PEINTURE: L’Amérique vivante

En entrant dans la petite galerie Nordine Zidoun, situé dans un des coins de la petite place de Strasbourg dans la capitale, on est frappé par la violence du grand tableau qui accueille le visiteur. On dirait qu’une rencontre entre Jérôme Bosch et Andy Warhol avait eu lieu dans un endroit sans temps ni espace et que ce tableau est un produit de cette rencontre. L’oeuvre, baptisée « Circoncision » par son auteur Jin Meyerson, n’est pas seulement énorme par ses dimensions et ses couleurs criardes, mais aussi par sa thématique.
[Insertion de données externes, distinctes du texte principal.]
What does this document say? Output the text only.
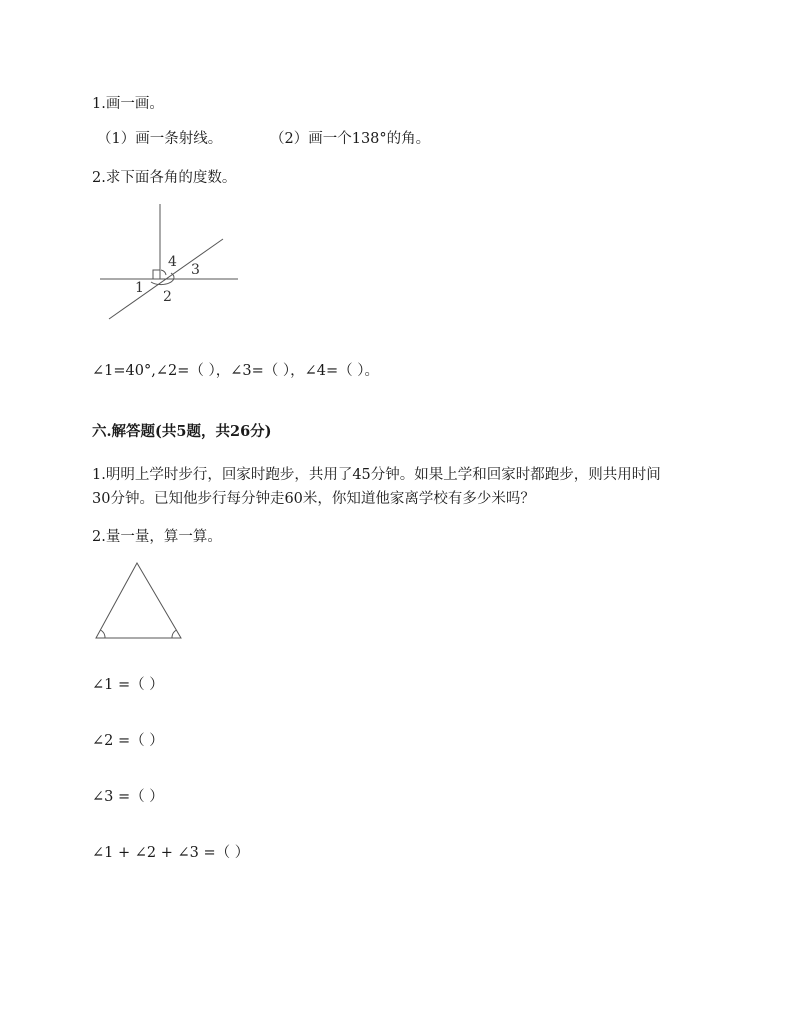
1.画一画。
（1）画一条射线。	（2）画一个138°的角。
2.求下面各角的度数。
1
2
3
4
∠1=40°,∠2=（ ），∠3=（ ），∠4=（ ）。
六.解答题(共5题，共26分)
1.明明上学时步行，回家时跑步，共用了45分钟。如果上学和回家时都跑步，则共用时间
30分钟。已知他步行每分钟走60米，你知道他家离学校有多少米吗？
2.量一量，算一算。
∠1 =（ ）
∠2 =（ ）
∠3 =（ ）
∠1 + ∠2 + ∠3 =（ ）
Autour du bébé qui est sur le point de perdre son prépuce, s’amoncelle une spirale de gens, faisant de l’enfant le point calme au milieu d’une tornade humaine. En dessous de lui se trouvent encore des silhouettes humaines, mais plus petites car entassées dans le récipient dans lequel le bébé va être circoncis. Mais le détail le plus poignant ce sont des flammes en dessous du bébé qui se meuvent et semblent ouvrir une porte vers l’enfer. On le voit, la nouvelle peinture américaine a retrouvé son chemin vers le contenu sans pourtant abandonner les recherches formelles. La peinture de Jin Meyerson – d’origine coréenne mais élevé aux Etats-Unis – réunit toute une panoplie de techniques différentes développées durant ces dernières décennies : de l’acrylique, à la bombe de peinture en passant par le traitement informatique. Sa préférence pour les grands formats et les grands thèmes le met aussi bien en parallèle avec ses concitoyens américains qu’elle rappelle les peintres de la nouvelle école de Leipzig, notamment les oeuvres de Neo Rauch.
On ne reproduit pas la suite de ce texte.